Execution management is probably not strictly needed, but this provides a good testing application.

Medium-Term Possible Architectures

Incorporating the improvements mentioned above means that a request-response model won't be sufficient anymore. We need multiple background processes: ECAN, reasoning, and OpenPsi. Currently, ECAN and OpenPsi are implemented through multiple MindAgents and ECAN, at least, is dependent on the notion of the CogServer cycle, although removing this constraint might be straightforward.

This suggests that the ideal architecture for the medium-term chatbot would be the (properly) multithreaded CogServer. In the simplest case, we'd create one extra thread dedicated to background inference, and run ECAN and OpenPsi through the existing scheduler.

As this requires only one extra thread, a quick and dirty solution would be to trigger the background inference dynamics via a connection-handling thread created through the NetworkServer. I don't know if this would work (would a long-running scheme function screw up anything?), but if it does, it's supported by the existing CogServer.

So an implementation plan for background dynamics might be:

  1. Quick and dirty background inference via Scheme.
  2. Enable extra threads for long-running processes, do background inference via one of those threads.
  3. Refactor ECAN and OpenPsi so they don't depend on the cognitive cycle, do these as extra threads as well.

We'd end up with an architecture like the one below:

Figure 2. Chatbot Architecture with Parallel Background Dynamics

This plan doesn't cover Execution Management, as we still need a detailed design for that.

Chatbot as Architecture Playground

The chatbot application lends itself to a few architecture-related explorations that are fun to think about.

For instance, how would we scale this so we can have many chatbots running at the same time, or, more interestingly, the same chatbot running separate conversations? Scaling the bridge and RelEx is trivial, as it can be done horizontally. But scaling the bits that run inside the CogServer becomes less so, especially if we integrate a lot of background knowledge. Launching one CogServer per session becomes a memory hog. This lets us play with the idea of a distributed Atomspace and some of the thoughts being baked for Improving Single Machine Performance.

We can compare two deployment scenarios. A simpler scenario in which we rely on persistence to PostgreSQL and well-tuned ECAN to keep only a fraction of background knowledge in RAM on each CogServer at a time. A more complex one would have us launch a background knowledge server, and have the chat session CogServer instances hold only small Atomspaces with the current session, and use IPC to access background knowledge.

Another interesting idea is enabling multiple interaction channels inside one CogServer instance.
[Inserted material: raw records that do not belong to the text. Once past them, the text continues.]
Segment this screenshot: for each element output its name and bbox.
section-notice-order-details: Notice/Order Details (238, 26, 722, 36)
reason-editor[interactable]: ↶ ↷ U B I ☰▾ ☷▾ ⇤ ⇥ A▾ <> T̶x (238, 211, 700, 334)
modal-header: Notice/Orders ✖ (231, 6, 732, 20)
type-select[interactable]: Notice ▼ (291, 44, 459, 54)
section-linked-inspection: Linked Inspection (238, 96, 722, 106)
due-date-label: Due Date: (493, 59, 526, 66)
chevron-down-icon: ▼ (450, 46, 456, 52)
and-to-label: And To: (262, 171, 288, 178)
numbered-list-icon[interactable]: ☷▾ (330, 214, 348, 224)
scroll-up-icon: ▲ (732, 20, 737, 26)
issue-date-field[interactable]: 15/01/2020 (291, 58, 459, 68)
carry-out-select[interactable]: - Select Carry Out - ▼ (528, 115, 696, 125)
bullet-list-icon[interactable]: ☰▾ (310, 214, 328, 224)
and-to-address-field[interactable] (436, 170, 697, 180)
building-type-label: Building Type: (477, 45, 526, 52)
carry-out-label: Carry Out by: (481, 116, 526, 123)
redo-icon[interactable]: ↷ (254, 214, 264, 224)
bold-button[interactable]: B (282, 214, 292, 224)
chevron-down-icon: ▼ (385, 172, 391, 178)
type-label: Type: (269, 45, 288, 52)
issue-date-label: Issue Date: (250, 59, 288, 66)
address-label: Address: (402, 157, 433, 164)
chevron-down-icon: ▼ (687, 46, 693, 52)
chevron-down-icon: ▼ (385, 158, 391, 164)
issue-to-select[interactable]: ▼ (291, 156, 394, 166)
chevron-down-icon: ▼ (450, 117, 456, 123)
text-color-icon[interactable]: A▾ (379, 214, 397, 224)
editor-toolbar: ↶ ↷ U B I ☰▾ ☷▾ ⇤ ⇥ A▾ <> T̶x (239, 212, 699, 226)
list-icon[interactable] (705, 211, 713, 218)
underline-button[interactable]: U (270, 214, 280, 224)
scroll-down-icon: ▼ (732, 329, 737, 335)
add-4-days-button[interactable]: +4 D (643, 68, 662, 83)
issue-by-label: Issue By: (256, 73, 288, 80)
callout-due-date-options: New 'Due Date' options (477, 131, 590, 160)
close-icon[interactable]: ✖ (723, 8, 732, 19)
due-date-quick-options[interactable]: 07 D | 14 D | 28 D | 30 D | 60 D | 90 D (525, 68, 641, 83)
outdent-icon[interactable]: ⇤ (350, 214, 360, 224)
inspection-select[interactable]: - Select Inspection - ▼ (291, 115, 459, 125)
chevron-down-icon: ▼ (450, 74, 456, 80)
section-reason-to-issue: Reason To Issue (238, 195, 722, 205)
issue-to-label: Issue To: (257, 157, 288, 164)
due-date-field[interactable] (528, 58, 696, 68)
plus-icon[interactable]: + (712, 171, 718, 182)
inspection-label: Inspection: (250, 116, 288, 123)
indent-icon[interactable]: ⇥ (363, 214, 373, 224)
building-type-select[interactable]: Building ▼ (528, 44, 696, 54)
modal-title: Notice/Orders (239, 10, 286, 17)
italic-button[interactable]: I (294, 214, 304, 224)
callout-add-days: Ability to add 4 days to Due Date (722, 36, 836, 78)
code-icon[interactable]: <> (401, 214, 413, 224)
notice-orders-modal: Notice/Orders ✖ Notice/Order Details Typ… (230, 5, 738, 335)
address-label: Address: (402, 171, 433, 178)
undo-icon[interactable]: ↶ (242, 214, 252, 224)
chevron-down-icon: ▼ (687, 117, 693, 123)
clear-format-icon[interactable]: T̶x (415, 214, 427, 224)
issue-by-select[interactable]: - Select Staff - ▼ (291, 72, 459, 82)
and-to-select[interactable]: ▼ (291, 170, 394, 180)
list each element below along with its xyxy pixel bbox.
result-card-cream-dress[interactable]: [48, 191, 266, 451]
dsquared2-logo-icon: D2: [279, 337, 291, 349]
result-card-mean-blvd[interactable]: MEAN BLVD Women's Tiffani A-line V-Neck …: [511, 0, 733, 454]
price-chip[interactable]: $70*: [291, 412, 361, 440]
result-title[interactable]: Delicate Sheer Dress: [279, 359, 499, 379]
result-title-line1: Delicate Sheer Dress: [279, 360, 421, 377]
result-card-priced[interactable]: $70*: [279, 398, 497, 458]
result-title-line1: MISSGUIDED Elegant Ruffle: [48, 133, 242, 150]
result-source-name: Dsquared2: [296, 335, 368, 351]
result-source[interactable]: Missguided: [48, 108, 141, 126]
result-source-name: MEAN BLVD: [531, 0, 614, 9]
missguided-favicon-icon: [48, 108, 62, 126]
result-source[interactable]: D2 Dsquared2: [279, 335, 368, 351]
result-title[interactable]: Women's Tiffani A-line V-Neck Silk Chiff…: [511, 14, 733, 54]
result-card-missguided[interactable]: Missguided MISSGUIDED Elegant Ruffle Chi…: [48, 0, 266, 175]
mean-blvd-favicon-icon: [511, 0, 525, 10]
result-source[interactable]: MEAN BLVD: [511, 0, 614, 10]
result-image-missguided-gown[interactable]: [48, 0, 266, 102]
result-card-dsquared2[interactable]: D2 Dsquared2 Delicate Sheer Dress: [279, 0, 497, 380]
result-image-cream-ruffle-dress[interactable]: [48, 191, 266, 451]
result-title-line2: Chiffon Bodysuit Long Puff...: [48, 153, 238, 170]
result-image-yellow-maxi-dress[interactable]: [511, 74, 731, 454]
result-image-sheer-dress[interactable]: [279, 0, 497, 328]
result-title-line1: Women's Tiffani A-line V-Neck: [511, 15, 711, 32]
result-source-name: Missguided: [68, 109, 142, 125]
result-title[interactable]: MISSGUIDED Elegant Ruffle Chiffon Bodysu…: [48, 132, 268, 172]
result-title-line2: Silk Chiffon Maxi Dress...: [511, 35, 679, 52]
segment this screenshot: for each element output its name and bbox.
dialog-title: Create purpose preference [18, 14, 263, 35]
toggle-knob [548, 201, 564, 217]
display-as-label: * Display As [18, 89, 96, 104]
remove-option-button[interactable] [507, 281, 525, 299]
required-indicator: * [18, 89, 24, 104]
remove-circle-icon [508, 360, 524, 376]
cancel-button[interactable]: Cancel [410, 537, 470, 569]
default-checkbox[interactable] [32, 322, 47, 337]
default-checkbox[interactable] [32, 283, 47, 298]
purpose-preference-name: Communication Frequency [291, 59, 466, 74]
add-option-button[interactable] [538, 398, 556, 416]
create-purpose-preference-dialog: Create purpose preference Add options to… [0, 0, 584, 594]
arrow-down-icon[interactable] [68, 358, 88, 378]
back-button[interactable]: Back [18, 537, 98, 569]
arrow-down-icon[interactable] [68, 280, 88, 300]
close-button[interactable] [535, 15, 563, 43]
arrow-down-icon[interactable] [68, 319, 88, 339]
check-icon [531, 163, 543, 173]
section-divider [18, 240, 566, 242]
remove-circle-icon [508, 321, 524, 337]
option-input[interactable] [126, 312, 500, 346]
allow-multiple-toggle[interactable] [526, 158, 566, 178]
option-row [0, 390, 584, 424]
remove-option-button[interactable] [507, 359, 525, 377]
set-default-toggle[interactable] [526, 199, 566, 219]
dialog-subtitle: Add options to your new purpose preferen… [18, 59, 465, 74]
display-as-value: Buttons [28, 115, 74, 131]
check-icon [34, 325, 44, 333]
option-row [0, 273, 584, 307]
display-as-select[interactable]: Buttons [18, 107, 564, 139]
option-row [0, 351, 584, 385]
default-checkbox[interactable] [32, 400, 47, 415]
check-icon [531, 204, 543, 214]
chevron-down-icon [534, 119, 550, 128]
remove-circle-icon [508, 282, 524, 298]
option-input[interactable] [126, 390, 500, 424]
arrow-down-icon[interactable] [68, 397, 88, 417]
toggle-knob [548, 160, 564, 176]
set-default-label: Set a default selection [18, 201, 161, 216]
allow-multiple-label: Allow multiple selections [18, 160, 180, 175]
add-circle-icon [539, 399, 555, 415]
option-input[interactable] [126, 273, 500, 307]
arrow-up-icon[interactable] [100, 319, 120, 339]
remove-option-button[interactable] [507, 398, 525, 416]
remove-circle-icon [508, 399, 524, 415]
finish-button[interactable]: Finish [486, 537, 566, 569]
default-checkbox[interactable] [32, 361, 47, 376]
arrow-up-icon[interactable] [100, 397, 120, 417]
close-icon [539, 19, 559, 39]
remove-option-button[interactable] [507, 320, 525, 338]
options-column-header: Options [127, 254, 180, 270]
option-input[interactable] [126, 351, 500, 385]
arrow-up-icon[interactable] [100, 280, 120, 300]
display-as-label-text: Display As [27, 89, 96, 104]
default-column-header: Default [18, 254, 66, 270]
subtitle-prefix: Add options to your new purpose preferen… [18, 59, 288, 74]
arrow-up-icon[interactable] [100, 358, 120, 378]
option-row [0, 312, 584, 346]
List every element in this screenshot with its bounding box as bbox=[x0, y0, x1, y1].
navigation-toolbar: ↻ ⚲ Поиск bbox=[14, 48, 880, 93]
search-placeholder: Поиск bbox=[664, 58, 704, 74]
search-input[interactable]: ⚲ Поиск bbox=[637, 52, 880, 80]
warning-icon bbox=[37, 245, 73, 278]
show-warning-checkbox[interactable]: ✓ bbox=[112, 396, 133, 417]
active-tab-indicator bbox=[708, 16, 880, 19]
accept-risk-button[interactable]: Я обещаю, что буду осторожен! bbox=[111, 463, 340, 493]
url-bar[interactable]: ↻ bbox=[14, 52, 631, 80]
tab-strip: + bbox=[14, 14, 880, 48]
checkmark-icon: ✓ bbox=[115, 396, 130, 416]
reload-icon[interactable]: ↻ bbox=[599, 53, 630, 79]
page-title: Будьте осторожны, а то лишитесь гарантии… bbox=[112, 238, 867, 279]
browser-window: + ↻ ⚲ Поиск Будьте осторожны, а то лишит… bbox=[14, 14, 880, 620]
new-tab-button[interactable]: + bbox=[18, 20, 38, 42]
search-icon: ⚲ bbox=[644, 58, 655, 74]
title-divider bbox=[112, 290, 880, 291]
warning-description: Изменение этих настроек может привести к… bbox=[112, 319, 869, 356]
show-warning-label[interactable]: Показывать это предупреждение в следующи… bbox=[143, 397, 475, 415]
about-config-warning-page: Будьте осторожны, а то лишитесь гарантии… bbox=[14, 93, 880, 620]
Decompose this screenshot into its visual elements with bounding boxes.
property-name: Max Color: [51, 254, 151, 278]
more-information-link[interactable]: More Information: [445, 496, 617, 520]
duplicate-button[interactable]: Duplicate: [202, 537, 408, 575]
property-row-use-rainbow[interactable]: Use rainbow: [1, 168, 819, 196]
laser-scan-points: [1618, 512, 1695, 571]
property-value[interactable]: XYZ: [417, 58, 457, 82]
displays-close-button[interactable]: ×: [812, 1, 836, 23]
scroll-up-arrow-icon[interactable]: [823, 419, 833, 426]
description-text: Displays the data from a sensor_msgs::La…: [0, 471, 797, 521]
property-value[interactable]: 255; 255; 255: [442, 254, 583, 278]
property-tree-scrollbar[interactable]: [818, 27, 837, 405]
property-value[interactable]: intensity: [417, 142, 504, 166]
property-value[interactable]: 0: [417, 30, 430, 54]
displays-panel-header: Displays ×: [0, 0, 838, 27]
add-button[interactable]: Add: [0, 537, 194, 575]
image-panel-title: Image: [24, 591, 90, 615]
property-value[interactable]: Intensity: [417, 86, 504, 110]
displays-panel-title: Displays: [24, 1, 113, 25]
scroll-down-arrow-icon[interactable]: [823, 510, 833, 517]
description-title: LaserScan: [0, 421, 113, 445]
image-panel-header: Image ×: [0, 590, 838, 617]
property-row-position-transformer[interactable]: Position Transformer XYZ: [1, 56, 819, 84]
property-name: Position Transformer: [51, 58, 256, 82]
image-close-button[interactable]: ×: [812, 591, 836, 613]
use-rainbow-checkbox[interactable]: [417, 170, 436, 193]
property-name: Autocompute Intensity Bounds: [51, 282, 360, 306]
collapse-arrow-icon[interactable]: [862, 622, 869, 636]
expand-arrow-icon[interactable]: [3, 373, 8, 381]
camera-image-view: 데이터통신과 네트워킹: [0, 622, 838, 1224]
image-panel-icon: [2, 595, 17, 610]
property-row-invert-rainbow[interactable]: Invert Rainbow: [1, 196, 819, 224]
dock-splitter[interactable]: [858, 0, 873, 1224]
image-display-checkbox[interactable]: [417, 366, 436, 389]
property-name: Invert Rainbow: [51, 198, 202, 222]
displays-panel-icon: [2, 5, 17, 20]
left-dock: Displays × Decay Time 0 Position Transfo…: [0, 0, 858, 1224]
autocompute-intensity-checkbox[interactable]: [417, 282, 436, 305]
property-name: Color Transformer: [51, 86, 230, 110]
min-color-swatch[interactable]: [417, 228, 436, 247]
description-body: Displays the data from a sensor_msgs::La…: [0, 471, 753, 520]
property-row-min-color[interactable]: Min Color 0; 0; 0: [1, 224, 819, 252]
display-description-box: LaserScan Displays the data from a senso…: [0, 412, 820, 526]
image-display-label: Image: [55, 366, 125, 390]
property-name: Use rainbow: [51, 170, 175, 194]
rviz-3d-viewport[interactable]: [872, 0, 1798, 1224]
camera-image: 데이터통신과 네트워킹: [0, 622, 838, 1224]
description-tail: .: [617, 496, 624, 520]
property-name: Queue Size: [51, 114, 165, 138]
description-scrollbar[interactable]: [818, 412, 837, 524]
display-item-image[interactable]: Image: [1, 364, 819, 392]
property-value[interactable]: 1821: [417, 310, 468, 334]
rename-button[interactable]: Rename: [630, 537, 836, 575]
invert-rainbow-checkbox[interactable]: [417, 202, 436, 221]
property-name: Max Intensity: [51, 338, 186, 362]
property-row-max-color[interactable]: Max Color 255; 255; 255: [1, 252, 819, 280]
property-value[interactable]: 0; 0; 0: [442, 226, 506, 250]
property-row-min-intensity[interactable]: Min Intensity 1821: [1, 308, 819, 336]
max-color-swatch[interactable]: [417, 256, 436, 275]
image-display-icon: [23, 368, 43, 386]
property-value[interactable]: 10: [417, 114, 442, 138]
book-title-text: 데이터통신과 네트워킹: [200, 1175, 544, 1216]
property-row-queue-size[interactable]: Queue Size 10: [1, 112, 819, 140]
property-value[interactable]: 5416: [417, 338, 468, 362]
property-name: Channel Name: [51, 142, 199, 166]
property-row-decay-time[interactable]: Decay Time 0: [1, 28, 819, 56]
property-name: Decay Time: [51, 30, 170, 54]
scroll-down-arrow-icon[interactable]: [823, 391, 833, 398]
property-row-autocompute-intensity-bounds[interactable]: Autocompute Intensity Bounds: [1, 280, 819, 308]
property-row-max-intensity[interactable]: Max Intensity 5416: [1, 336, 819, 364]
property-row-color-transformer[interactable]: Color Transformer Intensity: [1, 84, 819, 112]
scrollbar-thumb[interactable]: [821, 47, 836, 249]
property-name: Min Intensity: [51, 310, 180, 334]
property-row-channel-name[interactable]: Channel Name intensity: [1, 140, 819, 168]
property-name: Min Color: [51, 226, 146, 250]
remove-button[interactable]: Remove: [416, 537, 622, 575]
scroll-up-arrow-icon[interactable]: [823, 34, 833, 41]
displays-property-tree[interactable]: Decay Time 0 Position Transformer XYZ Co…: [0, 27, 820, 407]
This would require some sort of session identification in Atom form, to keep separate records of what's been said by each client. It would also further stress Execution Management with the need to handle a larger active schema pool.

Finally, we might have the idea of persistent conversations, in which the bot remembers each person and what has been said before. This is interesting from a MindCloud perspective, where many applications will have this requirement of storing and reloading a long term memory of past interactions with a specific user.